Working with Ubuntu 20.04 x86_64, GCC 9.4.0, Tensorflow C API Linux CPU only.
A simple C++ tensorflow model prediction code with cppflow wrap.
//this is predict.cpp
#include <iostream>
#include "cppflow/cppflow.h"
int predict() {
auto input = cppflow::decode_jpeg(cppflow::read_file(std::string("../my_cat.jpg")));
input = cppflow::cast(input, TF_UINT8, TF_FLOAT);
input = cppflow::expand_dims(input, 0);
cppflow::model model("../model");
auto output = model(input);
std::cout << "It's a tiger cat: " << cppflow::arg_max(output, 1) << std::endl;
return 0;
}
int main(){
predict();
return 0;
}
compiled with g++
as executable file, it works fine.
g++ -o predict.out predict.cpp -ltensorflow
./predict.out
However, when I compile this code as a .so
library.
//this is predict.cpp
#include <iostream>
#include "cppflow/cppflow.h"
extern "C" int predict() {
auto input = cppflow::decode_jpeg(cppflow::read_file(std::string("./my_cat.jpg")));
input = cppflow::cast(input, TF_UINT8, TF_FLOAT);
input = cppflow::expand_dims(input, 0);
cppflow::model model("./model");
printf("model created\n");
auto output = model(input);
printf("model predicted\n");
std::cout << "It's a tiger cat: " << cppflow::arg_max(output, 1) << std::endl;
return 0;
}
with a g++ command
g++ -fPIC -shared -o predict.so predict.cpp -ltensorflow
load and execute from another .cpp
file, for example:
#include <dlfcn.h>
#include <stdio.h>
int (*predict)();
int main()
{
void* handle=dlopen("./predict.so",RTLD_LAZY);
predict=(int(*)(void))dlsym(handle, "predict");
dlclose(handle);
predict();
return 0;
}
I got is error.
model created
terminate called after throwing an instance of '__gnu_cxx::recursive_init_error'
terminate called recursively
terminate called recursively
since cppflow is just a wrap of Tensorflow C AIP, I looked into the auto output = model(input);
line which caused this error.

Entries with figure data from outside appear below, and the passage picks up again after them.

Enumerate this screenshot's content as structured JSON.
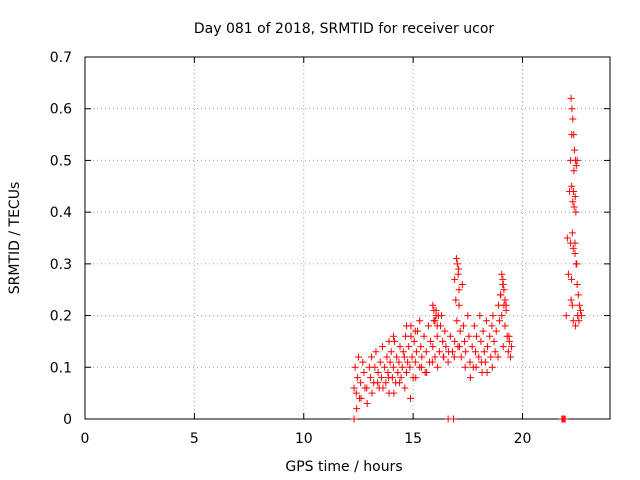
{
  "chart_data": {
    "type": "scatter",
    "title": "Day 081 of 2018, SRMTID for receiver ucor",
    "xlabel": "GPS time / hours",
    "ylabel": "SRMTID / TECUs",
    "xlim": [
      0,
      24
    ],
    "ylim": [
      0,
      0.7
    ],
    "x_ticks": [
      0,
      5,
      10,
      15,
      20
    ],
    "x_tick_labels": [
      "0",
      "5",
      "10",
      "15",
      "20"
    ],
    "y_ticks": [
      0,
      0.1,
      0.2,
      0.3,
      0.4,
      0.5,
      0.6,
      0.7
    ],
    "y_tick_labels": [
      "0",
      "0.1",
      "0.2",
      "0.3",
      "0.4",
      "0.5",
      "0.6",
      "0.7"
    ],
    "grid": true,
    "series": [
      {
        "name": "SRMTID",
        "color": "#ff0000",
        "marker": "plus",
        "x": [
          12.3,
          12.35,
          12.4,
          12.45,
          12.5,
          12.55,
          12.6,
          12.7,
          12.75,
          12.8,
          12.9,
          13.0,
          13.05,
          13.1,
          13.2,
          13.25,
          13.3,
          13.4,
          13.45,
          13.5,
          13.55,
          13.6,
          13.7,
          13.75,
          13.8,
          13.85,
          13.9,
          13.95,
          14.0,
          14.05,
          14.1,
          14.15,
          14.2,
          14.25,
          14.3,
          14.35,
          14.4,
          14.45,
          14.5,
          14.55,
          14.6,
          14.65,
          14.7,
          14.75,
          14.8,
          14.85,
          14.9,
          14.95,
          15.0,
          15.05,
          15.1,
          15.15,
          15.2,
          15.3,
          15.35,
          15.4,
          15.5,
          15.55,
          15.6,
          15.7,
          15.75,
          15.8,
          15.9,
          15.95,
          16.0,
          16.05,
          16.1,
          16.2,
          16.25,
          16.3,
          16.35,
          16.4,
          16.45,
          16.5,
          16.6,
          16.7,
          16.8,
          16.9,
          17.0,
          17.05,
          17.1,
          17.15,
          17.2,
          17.25,
          17.3,
          17.35,
          17.4,
          17.5,
          17.55,
          17.6,
          17.7,
          17.75,
          17.8,
          17.85,
          17.9,
          18.0,
          18.05,
          18.1,
          18.15,
          18.2,
          18.25,
          18.3,
          18.35,
          18.4,
          18.5,
          18.55,
          18.6,
          18.65,
          18.7,
          18.75,
          18.8,
          18.9,
          18.95,
          19.0,
          19.05,
          19.1,
          19.15,
          19.2,
          19.25,
          19.3,
          19.35,
          19.4,
          19.45,
          19.5,
          22.0,
          22.05,
          22.1,
          22.15,
          22.2,
          22.25,
          22.3,
          22.35,
          22.4,
          22.45,
          22.5,
          22.55,
          22.6,
          22.65,
          22.7,
          12.42,
          12.62,
          12.88,
          13.12,
          13.38,
          13.62,
          13.88,
          14.12,
          14.38,
          14.62,
          14.88,
          15.12,
          15.38,
          15.62,
          15.88,
          16.12,
          16.38,
          16.62,
          16.88,
          17.12,
          17.38,
          17.62,
          17.88,
          18.12,
          18.38,
          18.62,
          18.88,
          19.12,
          19.38,
          22.22,
          22.28,
          22.32,
          22.42,
          22.52,
          22.58,
          22.22,
          22.26,
          22.3,
          22.34,
          22.38,
          22.42,
          22.46,
          22.5,
          22.25,
          22.33,
          22.41,
          22.36,
          22.44,
          22.28,
          22.2,
          22.32,
          22.4,
          22.48,
          22.24,
          16.98,
          17.02,
          17.06,
          16.9,
          17.1,
          16.95,
          17.08,
          19.05,
          19.1,
          19.15,
          19.2,
          19.25,
          19.0,
          19.12,
          15.9,
          15.95,
          16.0,
          16.05,
          16.1,
          16.15,
          14.7,
          14.9,
          14.1,
          13.9,
          15.3,
          15.1,
          12.3,
          16.6,
          16.85,
          21.8,
          21.85,
          21.9,
          21.95
        ],
        "y": [
          0.06,
          0.1,
          0.05,
          0.08,
          0.12,
          0.04,
          0.07,
          0.11,
          0.09,
          0.06,
          0.03,
          0.1,
          0.08,
          0.12,
          0.07,
          0.1,
          0.13,
          0.09,
          0.06,
          0.11,
          0.08,
          0.14,
          0.1,
          0.07,
          0.12,
          0.09,
          0.05,
          0.11,
          0.13,
          0.08,
          0.1,
          0.15,
          0.07,
          0.12,
          0.09,
          0.11,
          0.14,
          0.08,
          0.1,
          0.13,
          0.12,
          0.16,
          0.09,
          0.11,
          0.14,
          0.1,
          0.18,
          0.12,
          0.08,
          0.15,
          0.11,
          0.13,
          0.17,
          0.1,
          0.14,
          0.12,
          0.16,
          0.09,
          0.13,
          0.18,
          0.11,
          0.15,
          0.14,
          0.19,
          0.12,
          0.21,
          0.16,
          0.13,
          0.18,
          0.2,
          0.15,
          0.12,
          0.17,
          0.14,
          0.11,
          0.16,
          0.13,
          0.15,
          0.19,
          0.14,
          0.22,
          0.17,
          0.12,
          0.26,
          0.18,
          0.15,
          0.13,
          0.2,
          0.16,
          0.11,
          0.14,
          0.1,
          0.18,
          0.13,
          0.16,
          0.12,
          0.2,
          0.15,
          0.09,
          0.17,
          0.13,
          0.11,
          0.19,
          0.14,
          0.16,
          0.12,
          0.18,
          0.2,
          0.15,
          0.13,
          0.17,
          0.22,
          0.19,
          0.24,
          0.2,
          0.26,
          0.22,
          0.18,
          0.21,
          0.16,
          0.13,
          0.15,
          0.12,
          0.14,
          0.2,
          0.35,
          0.28,
          0.44,
          0.5,
          0.55,
          0.42,
          0.48,
          0.34,
          0.3,
          0.26,
          0.24,
          0.22,
          0.21,
          0.2,
          0.02,
          0.04,
          0.06,
          0.05,
          0.07,
          0.06,
          0.08,
          0.05,
          0.07,
          0.06,
          0.04,
          0.08,
          0.1,
          0.09,
          0.11,
          0.1,
          0.12,
          0.13,
          0.12,
          0.14,
          0.1,
          0.08,
          0.1,
          0.11,
          0.09,
          0.1,
          0.12,
          0.14,
          0.16,
          0.23,
          0.22,
          0.19,
          0.18,
          0.2,
          0.19,
          0.62,
          0.6,
          0.58,
          0.55,
          0.52,
          0.5,
          0.49,
          0.5,
          0.45,
          0.44,
          0.43,
          0.41,
          0.4,
          0.36,
          0.34,
          0.33,
          0.32,
          0.3,
          0.27,
          0.31,
          0.3,
          0.28,
          0.27,
          0.25,
          0.23,
          0.29,
          0.28,
          0.27,
          0.25,
          0.23,
          0.22,
          0.24,
          0.26,
          0.22,
          0.21,
          0.19,
          0.2,
          0.18,
          0.2,
          0.18,
          0.16,
          0.16,
          0.15,
          0.19,
          0.17,
          0.0,
          0.0,
          0.0,
          0.0,
          0.0,
          0.0,
          0.0
        ]
      }
    ]
  }
}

It turned out the execution of below sentence of TF C API triggered this error
TF_SessionRun(this->session.get(), /*run_options*/ NULL,
inp_ops.data(), inp_val.data(), static_cast<int>(inputs.size()),
out_ops.data(), out_val.get(), static_cast<int>(outputs.size()),
/*targets*/ NULL, /*ntargets*/ 0, /*run_metadata*/ NULL,
this->status.get());
put it in another words, when a .cpp
file containing TF_SessionRun()
is compiled with g++ as .out
, it works. Exported and compiled as.so
library and executed in another .cpp
file, it fails.
A more interesting thing is, when execute the function from .so
library multiple times, the error message isn't always the same, sometimes, it prints
model created
terminate called after throwing an instance of '__gnu_cxx::recursive_init_error'
terminate called recursively
terminate called recursively
and some times
model created
terminate called recursively
terminate called after throwing an instance of '__gnu_cxx::recursive_init_error'
look like it is a random wrong memory access error. I checked the error information and the document says:
'If control re-enters the declaration (recursively) while the object is being initialized, the behavior is undefined.'
Still, I can't figure it out why the.out
works while the .so
failed, when both are compiled with one same compiler. Is it the way I exported the .so
library caused this problem? Looking for some clues, appreciate.